A call for a Canadian cyber strategy

In Canada, no national cybersecurity strategy exists. Promises made by government officials to get this done have been left unfulfilled. No overall plan also means no general policies in place to provide more holistic guidance to the government and private sectors – now and in times of cyberwarfare.

Industry pundits are speaking out loudly against this major absence and calling for the government to establish an overarching cybersecurity strategy akin to one created by the Obama administration last year. Along with it, an official – like U.S. Cyber Security Coordinator Howard Schmidt – should be named, which hopefully would encourage government and private sectors to work together to implement best practices, policies and plans. These initiatives would keep critical informational assets safe from hackers, as well as from those engaging in cyberespionage/cyberwarfare.

Yes, the Canadian government launched the Canadian Cybersecurity Incident Response Centre in 2005, but, as Reporter Danny Bradbury points out in this month's feature story, most see it being used for nothing more than tracking major vulnerabilities.
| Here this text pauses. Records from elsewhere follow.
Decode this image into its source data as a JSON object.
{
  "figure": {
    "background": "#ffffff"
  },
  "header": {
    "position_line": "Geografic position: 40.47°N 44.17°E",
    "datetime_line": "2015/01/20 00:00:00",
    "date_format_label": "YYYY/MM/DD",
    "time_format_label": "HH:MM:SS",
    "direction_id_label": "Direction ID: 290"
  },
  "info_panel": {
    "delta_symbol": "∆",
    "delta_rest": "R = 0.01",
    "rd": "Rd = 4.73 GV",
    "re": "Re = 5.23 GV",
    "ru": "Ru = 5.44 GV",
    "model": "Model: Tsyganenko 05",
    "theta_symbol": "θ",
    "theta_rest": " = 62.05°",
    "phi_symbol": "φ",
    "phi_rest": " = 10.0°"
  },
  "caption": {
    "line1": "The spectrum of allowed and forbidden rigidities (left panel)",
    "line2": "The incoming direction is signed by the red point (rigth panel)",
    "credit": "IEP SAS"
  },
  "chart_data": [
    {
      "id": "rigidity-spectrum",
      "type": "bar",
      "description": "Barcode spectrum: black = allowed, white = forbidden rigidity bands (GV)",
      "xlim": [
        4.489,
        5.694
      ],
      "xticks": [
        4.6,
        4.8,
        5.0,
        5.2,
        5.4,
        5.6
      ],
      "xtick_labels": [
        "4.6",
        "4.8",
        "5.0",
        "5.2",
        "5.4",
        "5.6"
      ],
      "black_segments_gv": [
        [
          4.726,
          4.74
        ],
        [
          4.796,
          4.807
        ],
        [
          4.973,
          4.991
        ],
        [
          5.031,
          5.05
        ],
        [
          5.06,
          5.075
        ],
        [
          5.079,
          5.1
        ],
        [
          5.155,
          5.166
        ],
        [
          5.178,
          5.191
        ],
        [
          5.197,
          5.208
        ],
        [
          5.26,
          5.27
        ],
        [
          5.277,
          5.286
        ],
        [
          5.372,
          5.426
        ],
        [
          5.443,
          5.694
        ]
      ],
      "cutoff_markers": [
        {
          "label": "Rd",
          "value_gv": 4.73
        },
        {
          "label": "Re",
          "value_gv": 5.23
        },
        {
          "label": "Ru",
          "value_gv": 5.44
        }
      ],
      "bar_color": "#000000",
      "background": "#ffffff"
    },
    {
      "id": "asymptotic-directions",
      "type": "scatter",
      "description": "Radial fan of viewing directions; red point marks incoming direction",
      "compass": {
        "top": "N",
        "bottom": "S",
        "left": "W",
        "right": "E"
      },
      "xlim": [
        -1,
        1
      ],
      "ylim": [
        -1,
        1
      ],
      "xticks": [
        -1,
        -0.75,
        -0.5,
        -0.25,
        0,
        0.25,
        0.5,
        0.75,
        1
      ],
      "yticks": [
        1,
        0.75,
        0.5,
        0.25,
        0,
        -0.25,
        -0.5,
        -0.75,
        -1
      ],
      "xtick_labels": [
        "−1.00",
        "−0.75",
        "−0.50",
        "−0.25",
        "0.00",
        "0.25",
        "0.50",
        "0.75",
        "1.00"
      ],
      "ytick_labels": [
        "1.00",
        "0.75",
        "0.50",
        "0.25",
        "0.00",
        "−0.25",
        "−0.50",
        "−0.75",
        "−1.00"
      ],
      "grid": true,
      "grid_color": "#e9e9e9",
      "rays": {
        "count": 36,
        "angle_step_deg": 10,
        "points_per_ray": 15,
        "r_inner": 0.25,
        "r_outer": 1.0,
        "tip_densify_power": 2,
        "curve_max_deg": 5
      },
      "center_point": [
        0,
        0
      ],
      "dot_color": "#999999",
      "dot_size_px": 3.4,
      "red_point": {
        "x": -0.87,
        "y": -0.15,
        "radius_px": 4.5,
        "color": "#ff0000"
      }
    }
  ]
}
In short, there has been plenty of talk about cybersecurity on the national level in Canada, but far too little action. Bradbury reveals this may change, however. His sources reveal that a document was drafted to establish a cohesive national strategy. Others view this development with a bit more skepticism, noting that the document likely will be too narrowly focused to result in any real steps toward the establishment of an overall cybersecurity strategy for the country and, as a result, sweeping improvement to its current questionable stance.
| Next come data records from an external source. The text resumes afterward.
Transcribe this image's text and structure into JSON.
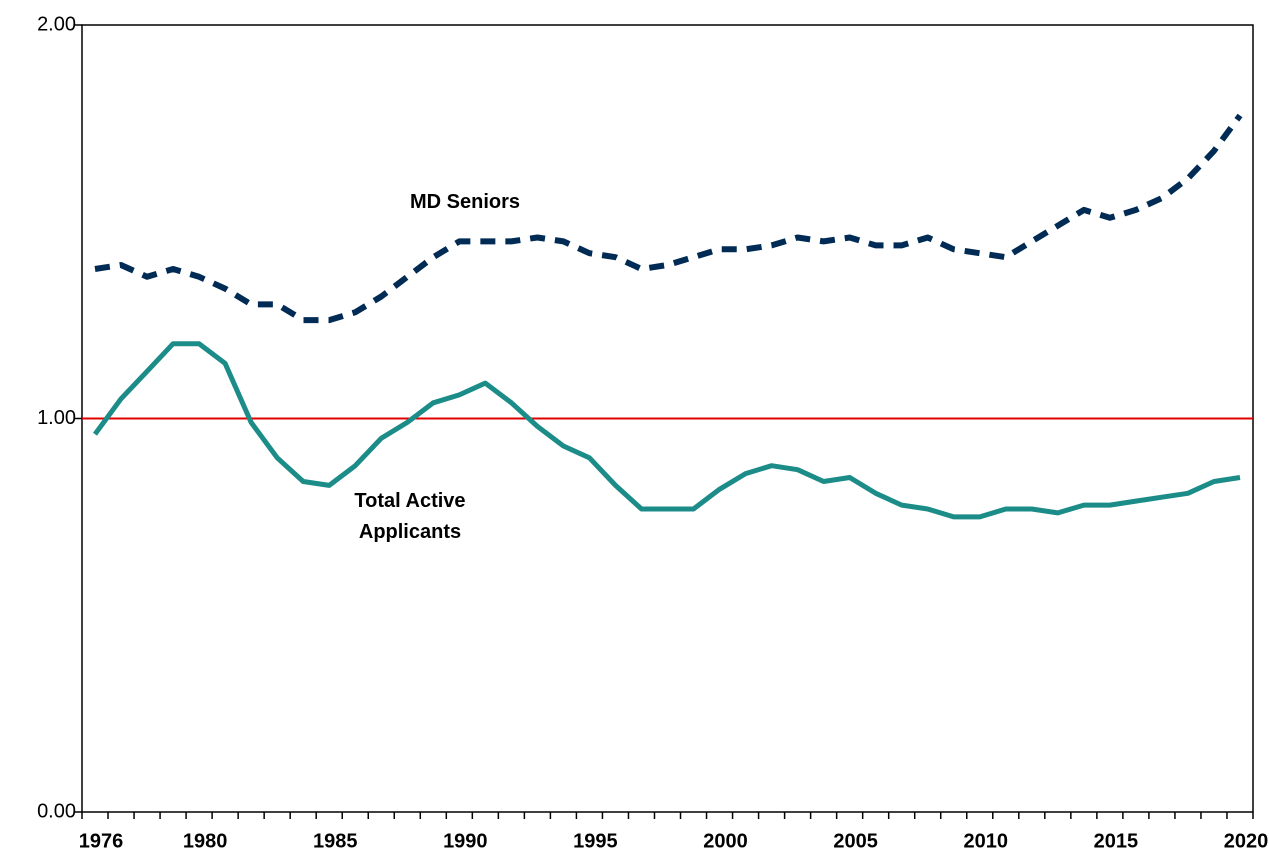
{
  "chart_data": {
    "type": "line",
    "categories": [
      1976,
      null,
      null,
      null,
      1980,
      null,
      null,
      null,
      null,
      1985,
      null,
      null,
      null,
      null,
      1990,
      null,
      null,
      null,
      null,
      1995,
      null,
      null,
      null,
      null,
      2000,
      null,
      null,
      null,
      null,
      2005,
      null,
      null,
      null,
      null,
      2010,
      null,
      null,
      null,
      null,
      2015,
      null,
      null,
      null,
      null,
      2020
    ],
    "series": [
      {
        "name": "MD Seniors",
        "color": "#002b55",
        "dashed": true,
        "values": [
          1.38,
          1.39,
          1.36,
          1.38,
          1.36,
          1.33,
          1.29,
          1.29,
          1.25,
          1.25,
          1.27,
          1.31,
          1.36,
          1.41,
          1.45,
          1.45,
          1.45,
          1.46,
          1.45,
          1.42,
          1.41,
          1.38,
          1.39,
          1.41,
          1.43,
          1.43,
          1.44,
          1.46,
          1.45,
          1.46,
          1.44,
          1.44,
          1.46,
          1.43,
          1.42,
          1.41,
          1.45,
          1.49,
          1.53,
          1.51,
          1.53,
          1.56,
          1.61,
          1.68,
          1.77
        ]
      },
      {
        "name": "Total Active Applicants",
        "color": "#1b8c88",
        "dashed": false,
        "values": [
          0.96,
          1.05,
          1.12,
          1.19,
          1.19,
          1.14,
          0.99,
          0.9,
          0.84,
          0.83,
          0.88,
          0.95,
          0.99,
          1.04,
          1.06,
          1.09,
          1.04,
          0.98,
          0.93,
          0.9,
          0.83,
          0.77,
          0.77,
          0.77,
          0.82,
          0.86,
          0.88,
          0.87,
          0.84,
          0.85,
          0.81,
          0.78,
          0.77,
          0.75,
          0.75,
          0.77,
          0.77,
          0.76,
          0.78,
          0.78,
          0.79,
          0.8,
          0.81,
          0.84,
          0.85
        ]
      }
    ],
    "ylim": [
      0,
      2
    ],
    "yticks": [
      {
        "value": 0,
        "label": "0.00"
      },
      {
        "value": 1,
        "label": "1.00"
      },
      {
        "value": 2,
        "label": "2.00"
      }
    ],
    "reference_line": {
      "value": 1,
      "color": "#e00000"
    },
    "grid": false
  }
}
Meantime, as calls for strengthening the country's information security posture continue, a focus on still-lingering economic woes by government officials continues. This single-mindedness, some say, is exactly why no progress is being made on the information security front. Advisory board members for the forthcoming SC Congress Canada event, which will be held in November, noted in a recent meeting with SC Magazine staff that their country indeed is behind the United States when it comes to getting organized about information security. Unfortunately, it seems this environment is likely to persist, at least through several more months as Parliament recesses for summer. As the saying goes: there is no rest for the wicked. Cybercriminals no doubt will continue launching money-grabbing attacks – even while officials relax lake- or beachside.

Illena Armstrong is editor-in-chief of SC Magazine.